Tesi confermata anche dal legale, Gian Domenico Caiazza: «Anche per i giudici di Appello il prefetto non ha alcuna responsabilità né per la tragica morte o per le gravi lesioni in danno degli ospiti, né per la infamante accusa di depistaggio delle successive indagini. Provolo è stato ritenuto responsabile per fatti del tutto privi di rilevanza in ordine alla tragedia». In questo ambito va letta anche la condanna di Leonardo Bianco, a un anno e 4 mesi, stavolta per la comunicazione del 16 gennaio 2017 con cui era stata falsamente attestata l’attivazione della sala operativa provinciale di Protezione civile e del Centro Coordinamento soccorsi.

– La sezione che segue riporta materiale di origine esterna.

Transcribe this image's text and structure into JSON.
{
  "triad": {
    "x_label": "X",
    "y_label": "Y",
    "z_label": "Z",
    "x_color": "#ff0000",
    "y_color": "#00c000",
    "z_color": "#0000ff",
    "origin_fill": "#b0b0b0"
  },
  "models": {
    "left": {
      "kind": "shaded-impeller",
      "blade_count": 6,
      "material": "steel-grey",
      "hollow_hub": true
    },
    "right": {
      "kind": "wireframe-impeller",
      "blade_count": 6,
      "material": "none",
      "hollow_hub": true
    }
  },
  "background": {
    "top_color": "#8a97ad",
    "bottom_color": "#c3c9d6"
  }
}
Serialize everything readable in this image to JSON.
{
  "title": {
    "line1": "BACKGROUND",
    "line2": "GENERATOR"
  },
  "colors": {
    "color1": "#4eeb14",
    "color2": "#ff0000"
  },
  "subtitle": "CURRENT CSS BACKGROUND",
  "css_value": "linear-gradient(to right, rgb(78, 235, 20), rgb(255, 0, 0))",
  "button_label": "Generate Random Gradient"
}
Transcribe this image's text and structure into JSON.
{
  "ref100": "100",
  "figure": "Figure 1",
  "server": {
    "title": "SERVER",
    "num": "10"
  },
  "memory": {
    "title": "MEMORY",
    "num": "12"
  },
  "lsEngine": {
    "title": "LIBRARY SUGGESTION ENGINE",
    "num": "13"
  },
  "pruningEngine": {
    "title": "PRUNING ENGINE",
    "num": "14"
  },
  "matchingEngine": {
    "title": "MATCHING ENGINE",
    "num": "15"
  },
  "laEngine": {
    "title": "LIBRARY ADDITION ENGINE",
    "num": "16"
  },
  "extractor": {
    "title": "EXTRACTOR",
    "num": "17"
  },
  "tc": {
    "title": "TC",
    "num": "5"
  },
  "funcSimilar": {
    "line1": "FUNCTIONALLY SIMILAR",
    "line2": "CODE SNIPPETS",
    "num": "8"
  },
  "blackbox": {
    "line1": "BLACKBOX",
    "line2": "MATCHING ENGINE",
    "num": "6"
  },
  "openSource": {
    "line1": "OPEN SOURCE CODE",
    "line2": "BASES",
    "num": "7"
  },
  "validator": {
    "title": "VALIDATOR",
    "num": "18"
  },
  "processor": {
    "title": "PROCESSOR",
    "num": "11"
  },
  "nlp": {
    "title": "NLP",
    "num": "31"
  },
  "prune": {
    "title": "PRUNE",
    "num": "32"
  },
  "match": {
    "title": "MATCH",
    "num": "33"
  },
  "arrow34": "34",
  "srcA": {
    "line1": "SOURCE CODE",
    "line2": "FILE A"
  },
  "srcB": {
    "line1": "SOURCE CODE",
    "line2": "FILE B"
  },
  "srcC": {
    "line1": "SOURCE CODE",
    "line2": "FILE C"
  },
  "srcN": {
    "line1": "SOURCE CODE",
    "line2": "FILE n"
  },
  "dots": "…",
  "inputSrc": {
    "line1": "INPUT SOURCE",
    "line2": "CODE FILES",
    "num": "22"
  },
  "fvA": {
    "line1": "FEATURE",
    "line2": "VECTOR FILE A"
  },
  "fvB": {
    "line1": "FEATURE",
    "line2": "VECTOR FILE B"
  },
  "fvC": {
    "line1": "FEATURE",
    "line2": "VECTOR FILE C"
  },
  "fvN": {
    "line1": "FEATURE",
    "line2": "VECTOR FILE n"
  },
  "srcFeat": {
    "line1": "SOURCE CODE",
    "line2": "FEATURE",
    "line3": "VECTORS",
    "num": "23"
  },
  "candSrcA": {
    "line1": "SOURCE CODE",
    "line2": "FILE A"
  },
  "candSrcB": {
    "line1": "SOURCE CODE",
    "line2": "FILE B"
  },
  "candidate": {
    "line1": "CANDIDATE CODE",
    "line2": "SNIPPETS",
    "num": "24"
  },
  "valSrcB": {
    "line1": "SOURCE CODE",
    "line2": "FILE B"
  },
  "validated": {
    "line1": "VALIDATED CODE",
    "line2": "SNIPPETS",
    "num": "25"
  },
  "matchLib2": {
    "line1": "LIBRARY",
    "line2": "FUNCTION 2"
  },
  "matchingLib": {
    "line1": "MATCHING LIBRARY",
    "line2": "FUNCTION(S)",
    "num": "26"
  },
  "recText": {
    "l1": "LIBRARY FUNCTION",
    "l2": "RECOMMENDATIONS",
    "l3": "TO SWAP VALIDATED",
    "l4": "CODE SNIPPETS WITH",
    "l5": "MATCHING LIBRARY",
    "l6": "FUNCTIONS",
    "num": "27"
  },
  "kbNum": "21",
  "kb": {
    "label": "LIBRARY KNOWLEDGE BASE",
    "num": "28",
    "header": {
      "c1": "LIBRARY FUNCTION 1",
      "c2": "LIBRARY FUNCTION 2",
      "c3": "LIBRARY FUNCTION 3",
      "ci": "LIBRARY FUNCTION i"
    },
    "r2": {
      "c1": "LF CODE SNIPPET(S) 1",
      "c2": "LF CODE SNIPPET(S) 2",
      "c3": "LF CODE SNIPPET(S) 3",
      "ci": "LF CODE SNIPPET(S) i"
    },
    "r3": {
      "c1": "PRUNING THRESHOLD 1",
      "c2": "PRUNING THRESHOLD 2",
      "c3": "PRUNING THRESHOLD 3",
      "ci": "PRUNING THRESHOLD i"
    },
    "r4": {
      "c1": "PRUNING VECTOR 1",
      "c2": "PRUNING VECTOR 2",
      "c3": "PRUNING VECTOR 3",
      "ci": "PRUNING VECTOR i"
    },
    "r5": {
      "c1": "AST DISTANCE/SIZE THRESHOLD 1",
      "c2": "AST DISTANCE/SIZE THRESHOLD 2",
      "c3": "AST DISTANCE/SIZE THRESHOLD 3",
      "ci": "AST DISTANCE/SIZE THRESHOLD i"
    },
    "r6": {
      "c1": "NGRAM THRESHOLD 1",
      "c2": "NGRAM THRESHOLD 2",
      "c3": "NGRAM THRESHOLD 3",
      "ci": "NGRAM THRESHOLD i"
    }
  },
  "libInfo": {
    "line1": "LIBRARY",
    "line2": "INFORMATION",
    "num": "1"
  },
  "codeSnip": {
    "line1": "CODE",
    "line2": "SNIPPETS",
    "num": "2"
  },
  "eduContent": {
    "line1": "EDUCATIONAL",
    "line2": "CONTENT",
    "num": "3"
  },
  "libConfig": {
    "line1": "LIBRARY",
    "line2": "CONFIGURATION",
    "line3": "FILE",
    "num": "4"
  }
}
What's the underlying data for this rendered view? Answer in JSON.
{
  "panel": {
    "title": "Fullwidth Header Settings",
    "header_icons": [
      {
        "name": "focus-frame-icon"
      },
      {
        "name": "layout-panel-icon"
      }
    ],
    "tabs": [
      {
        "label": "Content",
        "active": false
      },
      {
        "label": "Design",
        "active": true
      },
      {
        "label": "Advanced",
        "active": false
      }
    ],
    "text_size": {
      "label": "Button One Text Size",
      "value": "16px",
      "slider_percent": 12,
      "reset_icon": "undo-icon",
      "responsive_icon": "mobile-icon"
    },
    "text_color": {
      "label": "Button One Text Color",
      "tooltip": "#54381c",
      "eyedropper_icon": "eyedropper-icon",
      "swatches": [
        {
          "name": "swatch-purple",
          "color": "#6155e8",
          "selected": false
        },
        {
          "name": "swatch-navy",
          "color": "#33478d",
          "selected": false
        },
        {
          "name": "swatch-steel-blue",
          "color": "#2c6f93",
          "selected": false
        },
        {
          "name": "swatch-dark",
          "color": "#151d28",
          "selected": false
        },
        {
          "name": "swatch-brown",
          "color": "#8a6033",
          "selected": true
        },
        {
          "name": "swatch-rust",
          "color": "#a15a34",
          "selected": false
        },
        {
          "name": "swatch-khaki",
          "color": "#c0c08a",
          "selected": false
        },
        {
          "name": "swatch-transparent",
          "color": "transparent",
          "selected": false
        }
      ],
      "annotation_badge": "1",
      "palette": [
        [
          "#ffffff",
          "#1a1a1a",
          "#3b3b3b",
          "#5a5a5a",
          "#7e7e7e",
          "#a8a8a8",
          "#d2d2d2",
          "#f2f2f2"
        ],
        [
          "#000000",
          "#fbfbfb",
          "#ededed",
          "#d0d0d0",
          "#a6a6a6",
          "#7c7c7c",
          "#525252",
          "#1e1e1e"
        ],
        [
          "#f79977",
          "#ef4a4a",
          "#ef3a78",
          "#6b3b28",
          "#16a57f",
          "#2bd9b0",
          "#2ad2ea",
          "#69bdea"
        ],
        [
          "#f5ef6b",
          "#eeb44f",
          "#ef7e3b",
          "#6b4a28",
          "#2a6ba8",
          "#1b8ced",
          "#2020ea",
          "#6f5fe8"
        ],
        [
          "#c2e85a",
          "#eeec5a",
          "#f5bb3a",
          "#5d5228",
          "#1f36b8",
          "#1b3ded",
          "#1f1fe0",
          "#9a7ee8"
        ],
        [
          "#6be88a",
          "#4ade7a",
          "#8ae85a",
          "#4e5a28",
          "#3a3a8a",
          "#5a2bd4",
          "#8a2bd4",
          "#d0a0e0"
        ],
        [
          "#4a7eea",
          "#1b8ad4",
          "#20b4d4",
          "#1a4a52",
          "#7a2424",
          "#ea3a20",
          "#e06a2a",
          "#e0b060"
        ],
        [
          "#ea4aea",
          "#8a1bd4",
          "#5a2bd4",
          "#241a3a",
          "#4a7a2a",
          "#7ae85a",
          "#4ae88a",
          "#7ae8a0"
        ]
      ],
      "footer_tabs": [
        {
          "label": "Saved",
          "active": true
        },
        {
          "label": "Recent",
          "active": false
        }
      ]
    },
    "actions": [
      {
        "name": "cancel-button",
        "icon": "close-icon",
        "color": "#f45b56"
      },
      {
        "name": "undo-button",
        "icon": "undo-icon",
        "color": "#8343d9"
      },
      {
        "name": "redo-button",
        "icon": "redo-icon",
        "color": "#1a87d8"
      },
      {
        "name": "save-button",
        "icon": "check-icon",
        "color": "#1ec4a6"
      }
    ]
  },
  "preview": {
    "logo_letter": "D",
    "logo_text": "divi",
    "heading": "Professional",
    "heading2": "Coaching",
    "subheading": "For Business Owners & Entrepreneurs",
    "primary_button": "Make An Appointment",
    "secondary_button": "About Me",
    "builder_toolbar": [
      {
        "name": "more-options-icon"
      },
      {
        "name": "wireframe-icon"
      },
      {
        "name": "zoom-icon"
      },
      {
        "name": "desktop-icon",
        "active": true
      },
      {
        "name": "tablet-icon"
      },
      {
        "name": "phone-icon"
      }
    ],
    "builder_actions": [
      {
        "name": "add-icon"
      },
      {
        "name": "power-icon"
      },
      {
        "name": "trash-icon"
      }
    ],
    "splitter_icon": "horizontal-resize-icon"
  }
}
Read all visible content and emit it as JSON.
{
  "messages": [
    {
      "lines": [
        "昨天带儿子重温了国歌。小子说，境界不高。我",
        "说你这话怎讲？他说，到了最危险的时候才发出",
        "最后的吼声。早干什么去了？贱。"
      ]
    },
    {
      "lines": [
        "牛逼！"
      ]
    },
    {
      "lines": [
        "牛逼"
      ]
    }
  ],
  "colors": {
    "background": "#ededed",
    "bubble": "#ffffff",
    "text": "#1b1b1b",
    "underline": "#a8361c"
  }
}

L’altro elemento di novità riguarda la posizione del responsabile dell’Ufficio tecnico del Comune di Farindola, Enrico Colangeli, a cui sono stati inflitti 2 anni e 8 mesi per omicidio colposo plurimo e lesioni colpose plurime, in «cooperazione colposa» con il sindaco Lacchetta. Per comprendere gli scenari che si aprono bisognerà attendere le motivazioni della sentenza che saranno depositate il 10 maggio.

LE VALANGHE

Il capo di imputazione contestato mette nel mirino una serie di condotte, dalla mancata convocazione della commissione comunale valanghe ai via libera tecnico e urbanistico per l’ampliamento del resort con il centro benessere in una zona storicamente teatro di valanghe, fino alla mancata ordinanza di sgombero della struttura a causa della grave situazione di maltempo. Per quest’ultima circostanza, in particolare, Colangeli non avrebbe fatto nulla affinché il sindaco emanasse i necessari provvedimenti. Come detto restano in piedi le altre condanne: il sindaco Lacchetta come autorità locale di Protezione civile, «unico consapevole del rischio valanghe e del forte innevamento della zona» e i dirigenti del servizio strade della Provincia, Paolo D’Incecco e Mauro Di Blasio, per il mancato sgombero della coltre bianca sulla via che collega Farindola a Rigopiano. A entrambi, però, è stata revocata l’interdizione temporanea dai pubblici uffici. Resta impressa la telefonata con cui viene ignorata la richiesta del direttore dell’albergo, che chiedeva uno spazzaneve per liberare la strada: «Non deve rompere, digli che deve stare calmo». Il giudice ha anche stabilito il pagamento di provvisionali immediatamente esecutive per oltre 1,5 milioni di euro. La sentenza conferma l’impianto del verdetto di primo grado che ha demolito l’ipotesi più grave del disastro colposo e individuato nei livelli di Comune e Provincia i responsabilità dell’enorme carico di morte. Il processo approderà in Cassazione, con i familiari delle vittime che già annunciano battaglia.